Призраки - Чак Паланик
Шрифт:
Интервал:
Закладка:
Вверх по реке путешественнику следует опасаться лишь одного: как бы не обвариться до смерти. Городские ребята, которые бросают колледж и устраиваются на работу в Уайт-Ривере, иногда остаются тут на пару лет. Они знают, какие ключи безопасны и где их найти. Эти сведения передаются здесь «из поколения в поколение». Но есть места, куда лучше не ходить: туда, где горячие источники скрыты под тонкой корочкой кальция или спекшегося известняка, и если на нее наступить, она сразу провалится, и ты провалишься вместе с ней — прямо в крутой кипяток.

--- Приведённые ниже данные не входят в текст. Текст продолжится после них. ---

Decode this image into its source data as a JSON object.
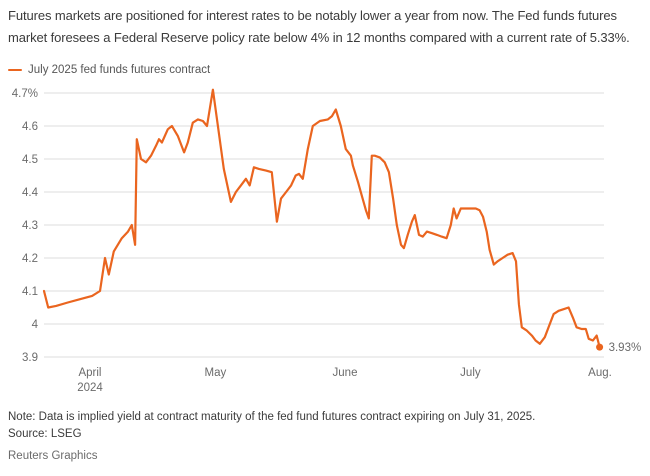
{
  "header": {
    "text": "Futures markets are positioned for interest rates to be notably lower a year from now. The Fed funds futures\nmarket foresees a Federal Reserve policy rate below 4% in 12 months compared with a current rate of 5.33%."
  },
  "legend": {
    "label": "July 2025 fed funds futures contract",
    "color": "#EA651F"
  },
  "chart_data": {
    "type": "line",
    "title": "",
    "x_unit": "days since first observation (late March 2024)",
    "y_unit": "implied yield, percent",
    "ylim": [
      3.9,
      4.7
    ],
    "grid": true,
    "legend_position": "top-left",
    "end_label": "3.93%",
    "y_ticks": [
      {
        "v": 4.7,
        "label": "4.7%"
      },
      {
        "v": 4.6,
        "label": "4.6"
      },
      {
        "v": 4.5,
        "label": "4.5"
      },
      {
        "v": 4.4,
        "label": "4.4"
      },
      {
        "v": 4.3,
        "label": "4.3"
      },
      {
        "v": 4.2,
        "label": "4.2"
      },
      {
        "v": 4.1,
        "label": "4.1"
      },
      {
        "v": 4.0,
        "label": "4"
      },
      {
        "v": 3.9,
        "label": "3.9"
      }
    ],
    "x_ticks": [
      {
        "d": 11,
        "label": "April",
        "sublabel": "2024"
      },
      {
        "d": 41,
        "label": "May"
      },
      {
        "d": 72,
        "label": "June"
      },
      {
        "d": 102,
        "label": "July"
      },
      {
        "d": 133,
        "label": "Aug."
      }
    ],
    "series": [
      {
        "name": "July 2025 fed funds futures contract",
        "color": "#EA651F",
        "points": [
          [
            0,
            4.1
          ],
          [
            1,
            4.05
          ],
          [
            2.9,
            4.055
          ],
          [
            5.7,
            4.065
          ],
          [
            8.6,
            4.075
          ],
          [
            11.5,
            4.085
          ],
          [
            13.4,
            4.1
          ],
          [
            14.6,
            4.2
          ],
          [
            15.5,
            4.15
          ],
          [
            16.7,
            4.22
          ],
          [
            18.6,
            4.26
          ],
          [
            20.1,
            4.28
          ],
          [
            21,
            4.3
          ],
          [
            21.8,
            4.24
          ],
          [
            22.2,
            4.56
          ],
          [
            23.2,
            4.5
          ],
          [
            24.4,
            4.49
          ],
          [
            25.6,
            4.51
          ],
          [
            26.8,
            4.54
          ],
          [
            27.5,
            4.56
          ],
          [
            28.2,
            4.55
          ],
          [
            29.6,
            4.59
          ],
          [
            30.6,
            4.6
          ],
          [
            32,
            4.57
          ],
          [
            33.5,
            4.52
          ],
          [
            34.4,
            4.55
          ],
          [
            35.6,
            4.61
          ],
          [
            36.8,
            4.62
          ],
          [
            38,
            4.615
          ],
          [
            39,
            4.6
          ],
          [
            40.4,
            4.71
          ],
          [
            41.6,
            4.6
          ],
          [
            43,
            4.47
          ],
          [
            44.7,
            4.37
          ],
          [
            45.9,
            4.4
          ],
          [
            47.1,
            4.42
          ],
          [
            48.3,
            4.44
          ],
          [
            49.2,
            4.42
          ],
          [
            50.2,
            4.475
          ],
          [
            51.4,
            4.47
          ],
          [
            53.1,
            4.465
          ],
          [
            54.5,
            4.46
          ],
          [
            55.7,
            4.31
          ],
          [
            56.7,
            4.38
          ],
          [
            57.9,
            4.4
          ],
          [
            59.1,
            4.42
          ],
          [
            60.2,
            4.45
          ],
          [
            61,
            4.455
          ],
          [
            61.9,
            4.44
          ],
          [
            63.1,
            4.53
          ],
          [
            64.3,
            4.6
          ],
          [
            66,
            4.615
          ],
          [
            67.9,
            4.62
          ],
          [
            68.9,
            4.63
          ],
          [
            69.8,
            4.65
          ],
          [
            71,
            4.6
          ],
          [
            72.2,
            4.53
          ],
          [
            73.4,
            4.51
          ],
          [
            73.9,
            4.48
          ],
          [
            75.1,
            4.43
          ],
          [
            76,
            4.39
          ],
          [
            77,
            4.345
          ],
          [
            77.7,
            4.32
          ],
          [
            78.4,
            4.51
          ],
          [
            79.1,
            4.51
          ],
          [
            80.3,
            4.505
          ],
          [
            81.5,
            4.49
          ],
          [
            82.5,
            4.46
          ],
          [
            83.5,
            4.38
          ],
          [
            84.4,
            4.3
          ],
          [
            85.4,
            4.24
          ],
          [
            86.1,
            4.23
          ],
          [
            87,
            4.27
          ],
          [
            88,
            4.31
          ],
          [
            88.7,
            4.33
          ],
          [
            89.7,
            4.27
          ],
          [
            90.6,
            4.265
          ],
          [
            91.6,
            4.28
          ],
          [
            92.8,
            4.275
          ],
          [
            94,
            4.27
          ],
          [
            95.1,
            4.265
          ],
          [
            96.3,
            4.26
          ],
          [
            97.3,
            4.3
          ],
          [
            98,
            4.35
          ],
          [
            98.7,
            4.32
          ],
          [
            99.7,
            4.35
          ],
          [
            100.9,
            4.35
          ],
          [
            102.1,
            4.35
          ],
          [
            103.3,
            4.35
          ],
          [
            104.2,
            4.345
          ],
          [
            105,
            4.325
          ],
          [
            105.9,
            4.28
          ],
          [
            106.6,
            4.225
          ],
          [
            107.6,
            4.18
          ],
          [
            108.5,
            4.19
          ],
          [
            109.7,
            4.2
          ],
          [
            110.9,
            4.21
          ],
          [
            112.1,
            4.215
          ],
          [
            112.9,
            4.19
          ],
          [
            113.6,
            4.06
          ],
          [
            114.3,
            3.99
          ],
          [
            115.5,
            3.98
          ],
          [
            116.7,
            3.965
          ],
          [
            117.6,
            3.95
          ],
          [
            118.6,
            3.94
          ],
          [
            119.8,
            3.96
          ],
          [
            121,
            4.0
          ],
          [
            121.9,
            4.03
          ],
          [
            123.1,
            4.04
          ],
          [
            124.3,
            4.045
          ],
          [
            125.5,
            4.05
          ],
          [
            126.5,
            4.02
          ],
          [
            127.4,
            3.99
          ],
          [
            128.6,
            3.985
          ],
          [
            129.6,
            3.985
          ],
          [
            130.3,
            3.955
          ],
          [
            131.3,
            3.95
          ],
          [
            132.2,
            3.965
          ],
          [
            132.9,
            3.93
          ]
        ]
      }
    ]
  },
  "footer": {
    "note": "Note: Data is implied yield at contract maturity of the fed fund futures contract expiring on July 31, 2025.",
    "source": "Source: LSEG",
    "credit": "Reuters Graphics"
  }
}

С этими кипящими ключами связано несколько жутких историй. Сто лет назад некая миссис Лестер Банок из Кристалл-Фолз, Пенсильвания, пошла прогуляться к источникам и остановилась протереть запотевшие очки. Ветер переменился, так что горячий пар летел ей прямо в глаза. Один неверный шаг — и она сошла с тропы. Еще один неверный шаг — и она не удержала равновесия и села прямо в кипящую воду. Пытаясь подняться, она упала вперед, лицом в воду. Проходившие мимо люди услышали ее крики и дотащили ее до гостиницы.
Шериф, отвезший ее в город, реквизировал из гостиничной кухни все, которое было, оливковое масло. Вся обмазанная маслом и обернутая чистыми простынями, она умерла в больнице через три дня. И все это время она кричала.
А совсем недавно, три года назад, молоденький мальчик из Парк-Сити, Вайоминг, приехал к источникам на машине. Из машины выпрыгнула овчарка и тут же рванула купаться: прыгнула в самый центр горячего озерца и, разумеется, обварилась. Другие туристы только кусали костяшки пальцев. Они говорили тому пареньку: не надо. Но он нырнул за собакой.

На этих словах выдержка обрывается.